Ethnic minority children are less likely than their white counterparts to access traditional mental health services, according to new research.
A report by the Education Policy Institute, seen exclusively by The Independent, reveals BAME children are considerably more likely to access counselling services if they are online and can remain anonymous.
The study analysed the demographics of users of an NHS commissioned online counselling platform for children and young people, known as Kooth, which has been rolled out in more than 70 Clinical Commissioning Group areas since it was set up in 2004. It is provided free at the point of use and service users can anonymously access the service at any time of day.
According to the findings, nearly one in five (18 per cent) users were from ethnic minority background, compared with 13 per cent of children referred to the traditional child and adolescent mental health service (CAMHS).
In certain regions, the difference was particularly stark. Twenty-one per cent of Kooth clients in Hertfordshire were from a BAME background, compared to 12 per cent of the Hertfordshire population, while in Lewisham, 67 per cent were BAME, compared with 46 per cent of the population.
The findings have prompted concerns about the fact that minority ethnic communities appear to be less likely to access the traditional mental health services, with experts warning that fear of coercion and less positive experiences with authority can discourage these groups to do so.

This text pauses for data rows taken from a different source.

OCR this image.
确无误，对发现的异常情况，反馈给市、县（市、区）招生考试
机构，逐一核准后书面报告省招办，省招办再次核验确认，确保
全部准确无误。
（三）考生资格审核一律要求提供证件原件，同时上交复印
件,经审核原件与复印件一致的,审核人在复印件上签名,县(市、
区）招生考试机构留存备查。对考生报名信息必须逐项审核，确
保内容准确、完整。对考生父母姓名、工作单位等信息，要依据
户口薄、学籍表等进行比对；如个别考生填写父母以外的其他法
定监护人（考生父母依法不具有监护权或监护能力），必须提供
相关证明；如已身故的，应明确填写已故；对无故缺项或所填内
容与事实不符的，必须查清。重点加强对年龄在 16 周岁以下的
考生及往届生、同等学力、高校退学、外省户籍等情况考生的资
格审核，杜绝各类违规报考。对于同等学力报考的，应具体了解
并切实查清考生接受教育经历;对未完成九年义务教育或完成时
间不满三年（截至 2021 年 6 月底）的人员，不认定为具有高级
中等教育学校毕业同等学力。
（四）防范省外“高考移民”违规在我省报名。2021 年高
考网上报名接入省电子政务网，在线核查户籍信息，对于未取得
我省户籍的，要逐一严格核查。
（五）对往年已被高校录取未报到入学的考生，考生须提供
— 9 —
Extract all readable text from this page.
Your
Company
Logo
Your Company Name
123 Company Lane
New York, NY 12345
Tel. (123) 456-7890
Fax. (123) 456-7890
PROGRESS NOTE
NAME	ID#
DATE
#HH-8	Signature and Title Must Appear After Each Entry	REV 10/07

Matilda MacAttram, director of Black Mental Health UK (BMH UK), said the reluctance among minority ethnic children and adolescents to access face-to-face mental health services was that they can face a “coercive power dynamic” when they do.
She said: “The absence of the coercive power dynamic at play within statutory mainstream mental health services, which has proved deeply damaging for three generations of black people from the UKs African Caribbean communities, may explain why there is a higher take up of this new online service among children from minority groups.
“If this is to do any good in the long term, for this group especially, it is important that wherever there is a need it is followed up with accessible, timely, culturally appropriate psychological support, ideally run by black led community based agencies who have a strong track record of success this area.”
According to Amy Pollard, policy manager at the Mental Health Foundation, a combination of the higher rates of poverty and more negative experiences working with authority among the BAME population, mean children in these groups are likely to see having the services at arm’s length an attractive proposition.
“Children from ethnic minority backgrounds are statistically more likely to be living in poverty, and to be living with a whole host of other determinants linked with disadvantage, so they may have more challenges in other areas of their life and less support," she said.
“They may have had less good experiences working with authority, so have less support in terms of working with institutions. They may not always feel like the system is on their side. The rates of admission under the MHA and people being sectioned from black and ethnic minorities is absolutely off the charts. It’s extraordinary how high the proportion from BAME communities are taken away under section.
"From that perspective, if you’re a young person from that community and you’ve got a mental health problem, having the services at arm’s length might be quite an attractive proposition."
Deputy chief executive of the Centre for Mental Health, Andy Bell, said mental ill health in BAME people often becomes prevalent during adolescents, but that face-to-face support services are often unattractive to this group.
“Levels of mental health difficulty tend to grow particularly among some black and ethnic minority communities particularly during adolescence. Well also know that the traditional face-to-face offer is actually unattractive to a lot of young people, but particularly those that come from minority ethnic communities,” he told The Independent.
“There is a very dramatic difference in the way minority ethnic people – particularly young black men – are treated within the mental health context. And it’s not only in mental health services, its also by the police, by the courts. It can start from being in school and being excluded. There are all sorts of things going on here that we need to understand better and respond to more effectively.
“There is an enormous amount of unmet need for mental health support for young people anyway, so having support available in different ways, particularly online, perhaps creates a more acceptable and accessible place to get help from than traditional services."
An NHS England spokesperson said: “These online services can help, particularly when backed up by face to face support for young people who need it.”